Daily Gazette, The (Schenectady, NY)
July 15, 2010
Oryan's melodic structure sets band apart from other groups
Author: BRIAN McELHINEY
When songwriter Ryan Megan and drummer Ryan Schoonmaker first started playing together a few years ago, they had had it with the local music scene in New Paltz.
"I think this goes for most college town music scenes -- you usually get one or the other, either lame, just the crappiest of hippy jam band stuff . . . or like hardcore," Megan said during a recent conference call with Schoonmaker and bassist Paul Moran, who together make up three-fourths of New Paltz rockers Oryan.
"We're all big fans of song structure and songs -- we all come from very different musical backgrounds, but we all like songs. It seemed like nobody was really paying attention to what a song should be."
Something Different
Megan and Schoonmaker started out jamming on some of Megan's songs that he brought with him from his native Iowa, and soon realized they had something quite different from other bands on the local music scene.
"We started playing music that we enjoy playing and listening to, and once we'd gotten a good response, it became readily apparent that we stick out like a sore thumb, in a mostly good way, in pretty much any scenario," Megan said.
"Even though to us it seems very basic and normal, it comes off different than anything else, at least locally."

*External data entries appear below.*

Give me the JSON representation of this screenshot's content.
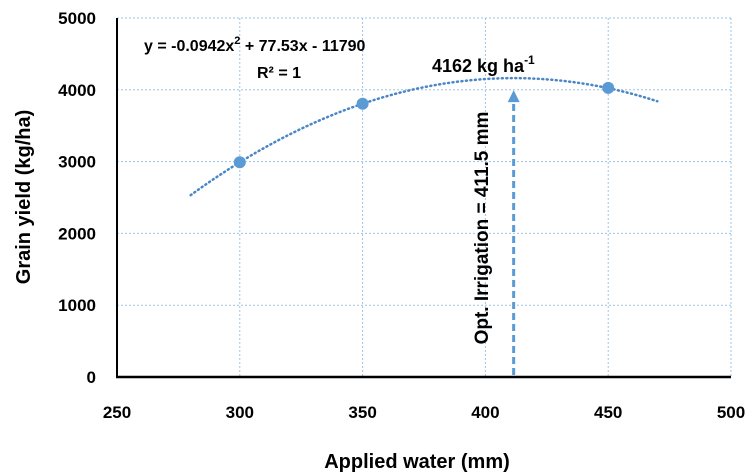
{
  "chart_data": {
    "type": "scatter",
    "title": "",
    "xlabel": "Applied water (mm)",
    "ylabel": "Grain yield (kg/ha)",
    "xlim": [
      250,
      500
    ],
    "ylim": [
      0,
      5000
    ],
    "x_ticks": [
      250,
      300,
      350,
      400,
      450,
      500
    ],
    "y_ticks": [
      0,
      1000,
      2000,
      3000,
      4000,
      5000
    ],
    "grid": "vertical and horizontal dotted gridlines",
    "colors": {
      "points": "#5B9BD5",
      "trendline": "#4A86C6",
      "arrow": "#5B9BD5",
      "grid": "#9DC3E6"
    },
    "points": [
      {
        "x": 300,
        "y": 2991
      },
      {
        "x": 350,
        "y": 3805
      },
      {
        "x": 450,
        "y": 4027
      }
    ],
    "trendline": {
      "type": "polynomial-2",
      "coefficients": {
        "a": -0.0942,
        "b": 77.53,
        "c": -11790
      },
      "x_range": [
        280,
        470
      ],
      "equation_prefix": "y = -0.0942x",
      "equation_sup": "2",
      "equation_suffix": " + 77.53x - 11790",
      "r2_text": "R² = 1"
    },
    "optimum": {
      "x": 411.5,
      "y": 4162,
      "yield_text": "4162 kg ha",
      "yield_sup": "-1",
      "irrigation_text": "Opt. Irrigation = 411.5 mm"
    }
  }
}
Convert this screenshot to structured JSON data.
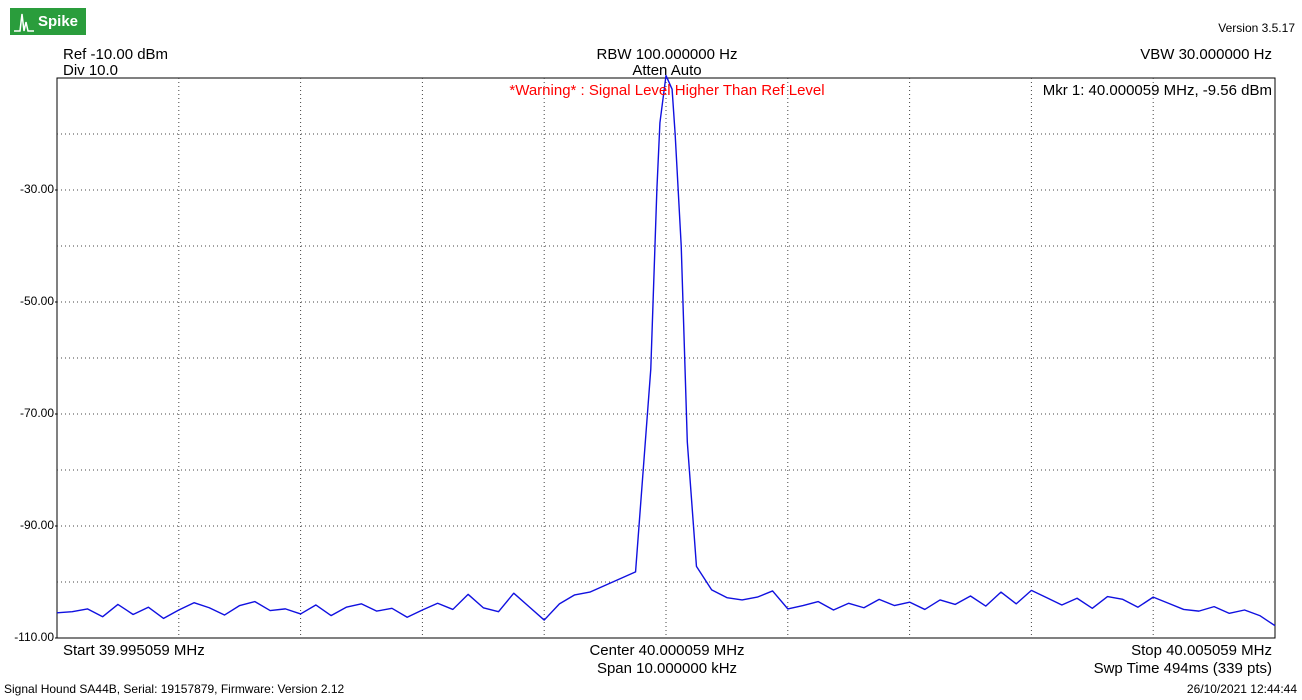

Since that time, Oryan (pronounced "O-Ryan," after Schoonmaker and Megan) has played throughout the New Paltz area and in New York City, and last year released a five-song EP, titled, appropriately enough, "The EP." Now, the band is setting its sights on the Capital Region, with a show booked at The Dublin Underground on Friday night, along with local rockers and friends of Oryan, Erin Harkes Band.
Previously, the band, also featuring lead guitarist Adam Gosney, had performed at least once at Tess' Lark Tavern before the building was closed due to fire damage.
"We're trying to push hard in the area," Megan said. "We should be a pretty regular presence this summer; we have friends up in that area, and besides New Paltz, it's the next natural place to set as a secondary home for shows. We have a built-in crowd there."
With a live show featuring costumes, characters, props, gadgets and other effects, the band is confident that audiences coming to their shows will be entertained.
"Even if you hate the music, you'll be entertained by the show," he said. "We try to play to the audience. It's not for us. We try to make sure everyone's having a good time."
The now 33-year-old Megan first moved to New Paltz in his mid-20s to work for a post-production house for a TV cooking network. He met Schoonmaker there, and the two still work there together along with Moran.
"We both bonded over Pink Floyd; we're both huge Pink Floyd fans," Megan said.
At this point, the folksier, rootsier material found on "The EP" has for the most part been replaced by new songs that feature a harder, more fully integrated full band sound. The band still performs different versions of EP songs "The Ride" and "Millbrook Needs a Taco Bell," which the band calls its "Smells Like Teen Spirit."
"When I was first playing I did the solo thing in Iowa," Megan said. "I came to the table with hundreds of songs, and Schoon kind of sifted through some of the demos and picked out a couple that he would like to work on, and that's what's on the EP. After we were done with the EP, I started to write songs for the band, having Schoon in my head so to speak, and it sounded very different -- a lot more raucous, rambunctious, less brooding."
The band's influences range from Megan's favorite songwriter, Roger Miller, to Tool (Schoonmaker's favorite), to '90s alternative bands such as Nirvana and Pearl Jam (Moran). All of these influences come together to create a sound rooted in songwriting traditions, but with elements of metal, classic rock and country, among others, thrown into the mix.
Other Directions
"I really think the varying tastes help push each other in new directions we wouldn't think to go before," Schoonmaker said. "This is who we are, but we write a song that sounds like this, a song after three or four crazy different influences are put in it. The differing opinions on music push us to new boundaries we wouldn't go to."
Megan's lyrics are often of the storytelling variety. One new song, "Varicose Alley," focuses on a man from the Beat era who travels back in time to the Middle Ages, gets sentenced to death, and requests the court to bury his remains where his favorite whorehouse will be built in the future. The band is hoping to have a full-length album recorded by next year.
"I have a very active, if not overactive imagination," Megan said. "I'm very much a little kid still, so it doesn't take much."